From ὅς (hós, who) +‎ -θεν (-then, from).




ὅθεν (hóthen)

  1. (relative) whence, from where, from which
    • 800 BCE – 600 BCE, Homer, Iliad 3.852:
      Παφλαγόνων δ’ ἡγεῖτο Πυλαιμένεος λάσιον κῆρ ἐξ Ἐνετῶν, ὅθεν ἡμιόνων γένος ἀγροτεράων
      Paphlagónōn d’ hēgeîto Pulaiméneos lásion kêr ex Enetôn, hóthen hēmiónōn génos agroteráōn
      And the Paphlagonians did Pylaemenes of the shaggy heart lead from the land of the Eneti, whence is the race of wild she-mules.

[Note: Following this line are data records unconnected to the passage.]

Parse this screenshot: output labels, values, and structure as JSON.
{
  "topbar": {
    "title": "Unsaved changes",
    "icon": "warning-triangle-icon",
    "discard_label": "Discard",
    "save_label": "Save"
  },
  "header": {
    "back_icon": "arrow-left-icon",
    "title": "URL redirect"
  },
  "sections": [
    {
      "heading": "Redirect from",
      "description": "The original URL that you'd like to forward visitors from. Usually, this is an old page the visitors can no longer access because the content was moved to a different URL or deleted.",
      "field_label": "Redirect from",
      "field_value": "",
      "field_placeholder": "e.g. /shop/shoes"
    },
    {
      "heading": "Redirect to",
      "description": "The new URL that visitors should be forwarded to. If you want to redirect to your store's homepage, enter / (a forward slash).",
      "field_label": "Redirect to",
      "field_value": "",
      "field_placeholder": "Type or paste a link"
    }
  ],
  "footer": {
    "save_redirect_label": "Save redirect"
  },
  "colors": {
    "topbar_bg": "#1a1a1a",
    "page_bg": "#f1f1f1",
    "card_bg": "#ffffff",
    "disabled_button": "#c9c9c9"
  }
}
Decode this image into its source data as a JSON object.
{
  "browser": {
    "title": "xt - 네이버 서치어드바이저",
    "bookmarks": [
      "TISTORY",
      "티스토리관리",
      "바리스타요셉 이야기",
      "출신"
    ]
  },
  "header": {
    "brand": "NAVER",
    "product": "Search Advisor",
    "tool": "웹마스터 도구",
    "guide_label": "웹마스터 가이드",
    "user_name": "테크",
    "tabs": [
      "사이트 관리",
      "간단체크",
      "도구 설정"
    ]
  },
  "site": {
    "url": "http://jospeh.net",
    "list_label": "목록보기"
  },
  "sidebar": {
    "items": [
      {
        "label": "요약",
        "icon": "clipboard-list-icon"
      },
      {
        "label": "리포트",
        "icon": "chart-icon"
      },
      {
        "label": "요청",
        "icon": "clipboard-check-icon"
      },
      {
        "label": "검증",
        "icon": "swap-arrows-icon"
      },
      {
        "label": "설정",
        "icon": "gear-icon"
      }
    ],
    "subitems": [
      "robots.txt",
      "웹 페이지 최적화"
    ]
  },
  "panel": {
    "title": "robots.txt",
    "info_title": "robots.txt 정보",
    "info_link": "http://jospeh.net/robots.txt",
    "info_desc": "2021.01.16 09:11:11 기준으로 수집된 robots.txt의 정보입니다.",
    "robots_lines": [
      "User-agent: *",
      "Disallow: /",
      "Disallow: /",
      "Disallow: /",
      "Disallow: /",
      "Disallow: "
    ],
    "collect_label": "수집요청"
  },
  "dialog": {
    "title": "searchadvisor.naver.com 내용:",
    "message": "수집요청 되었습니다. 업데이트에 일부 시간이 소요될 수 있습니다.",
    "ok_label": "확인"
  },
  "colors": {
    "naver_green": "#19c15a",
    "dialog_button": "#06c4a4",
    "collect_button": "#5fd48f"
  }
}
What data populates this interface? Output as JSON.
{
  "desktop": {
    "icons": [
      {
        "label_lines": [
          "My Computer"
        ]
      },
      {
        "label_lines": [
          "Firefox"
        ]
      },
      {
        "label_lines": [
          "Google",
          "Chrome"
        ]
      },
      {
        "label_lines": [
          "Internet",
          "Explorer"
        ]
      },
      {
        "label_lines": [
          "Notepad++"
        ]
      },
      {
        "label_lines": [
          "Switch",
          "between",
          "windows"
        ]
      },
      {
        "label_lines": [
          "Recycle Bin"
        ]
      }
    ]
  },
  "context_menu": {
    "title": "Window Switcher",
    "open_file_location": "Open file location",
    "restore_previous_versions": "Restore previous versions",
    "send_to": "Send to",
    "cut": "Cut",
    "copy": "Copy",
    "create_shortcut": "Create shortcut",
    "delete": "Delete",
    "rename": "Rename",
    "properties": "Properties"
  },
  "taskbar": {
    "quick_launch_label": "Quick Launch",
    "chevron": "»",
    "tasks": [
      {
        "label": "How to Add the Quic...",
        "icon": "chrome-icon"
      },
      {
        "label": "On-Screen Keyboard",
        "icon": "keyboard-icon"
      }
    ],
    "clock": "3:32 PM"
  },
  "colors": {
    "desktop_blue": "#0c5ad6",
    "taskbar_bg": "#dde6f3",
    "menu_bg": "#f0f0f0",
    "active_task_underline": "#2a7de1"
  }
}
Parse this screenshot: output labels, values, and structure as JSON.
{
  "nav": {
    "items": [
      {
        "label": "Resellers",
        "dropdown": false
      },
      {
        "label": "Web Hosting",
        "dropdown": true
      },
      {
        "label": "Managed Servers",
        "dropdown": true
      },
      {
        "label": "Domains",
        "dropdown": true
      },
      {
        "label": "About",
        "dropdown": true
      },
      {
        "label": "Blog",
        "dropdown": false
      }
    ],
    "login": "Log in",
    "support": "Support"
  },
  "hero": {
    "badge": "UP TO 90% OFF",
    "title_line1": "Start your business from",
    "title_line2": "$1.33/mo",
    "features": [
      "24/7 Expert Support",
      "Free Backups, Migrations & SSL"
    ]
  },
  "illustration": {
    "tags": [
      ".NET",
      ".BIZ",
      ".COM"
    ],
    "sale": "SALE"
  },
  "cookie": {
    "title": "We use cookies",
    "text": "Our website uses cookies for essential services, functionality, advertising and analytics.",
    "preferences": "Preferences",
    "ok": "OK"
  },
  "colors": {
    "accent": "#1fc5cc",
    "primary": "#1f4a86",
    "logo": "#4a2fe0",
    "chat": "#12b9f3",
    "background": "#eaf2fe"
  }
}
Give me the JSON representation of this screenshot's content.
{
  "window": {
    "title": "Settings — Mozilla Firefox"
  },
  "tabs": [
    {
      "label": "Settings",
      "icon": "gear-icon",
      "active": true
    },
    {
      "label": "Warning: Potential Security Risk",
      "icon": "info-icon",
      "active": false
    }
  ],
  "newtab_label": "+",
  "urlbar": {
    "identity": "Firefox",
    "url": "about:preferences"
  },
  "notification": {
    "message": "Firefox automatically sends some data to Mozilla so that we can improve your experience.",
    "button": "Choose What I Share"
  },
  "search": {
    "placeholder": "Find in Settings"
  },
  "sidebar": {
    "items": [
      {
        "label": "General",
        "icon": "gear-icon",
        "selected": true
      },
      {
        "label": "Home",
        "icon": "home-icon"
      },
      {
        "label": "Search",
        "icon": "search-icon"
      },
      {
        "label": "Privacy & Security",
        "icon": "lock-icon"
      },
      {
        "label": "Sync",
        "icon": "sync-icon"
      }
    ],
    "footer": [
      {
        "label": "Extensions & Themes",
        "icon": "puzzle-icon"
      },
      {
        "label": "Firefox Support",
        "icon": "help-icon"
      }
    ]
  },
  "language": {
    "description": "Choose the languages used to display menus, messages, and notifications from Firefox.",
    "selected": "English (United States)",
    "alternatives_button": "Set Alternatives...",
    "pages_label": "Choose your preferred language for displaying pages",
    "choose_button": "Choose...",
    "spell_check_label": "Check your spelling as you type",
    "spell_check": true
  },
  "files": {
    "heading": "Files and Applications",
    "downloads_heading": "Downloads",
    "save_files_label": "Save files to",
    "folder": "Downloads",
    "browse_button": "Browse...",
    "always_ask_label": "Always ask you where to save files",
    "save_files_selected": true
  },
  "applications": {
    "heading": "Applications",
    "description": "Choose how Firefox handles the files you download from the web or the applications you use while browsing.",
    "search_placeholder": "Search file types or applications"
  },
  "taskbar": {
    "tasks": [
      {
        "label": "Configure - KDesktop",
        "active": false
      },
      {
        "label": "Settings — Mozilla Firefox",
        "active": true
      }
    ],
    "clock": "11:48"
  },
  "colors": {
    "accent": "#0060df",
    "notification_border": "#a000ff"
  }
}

  2. (relative) wherefore, for which reason
    • 408 BCE, Euripides, The Phoenician Women 27:
      [...] σφυρῶν σιδηρᾶ κέντρα διαπείρας μέσον: ὅθεν νιν Ἑλλὰς ὠνόμαζεν Οἰδίπουν
      [...] sphurôn sidērâ kéntra diapeíras méson: hóthen nin Hellàs ōnómazen Oidípoun
      [...] after piercing his ankles with iron spikes, for which reason Hellas named him Oedipus.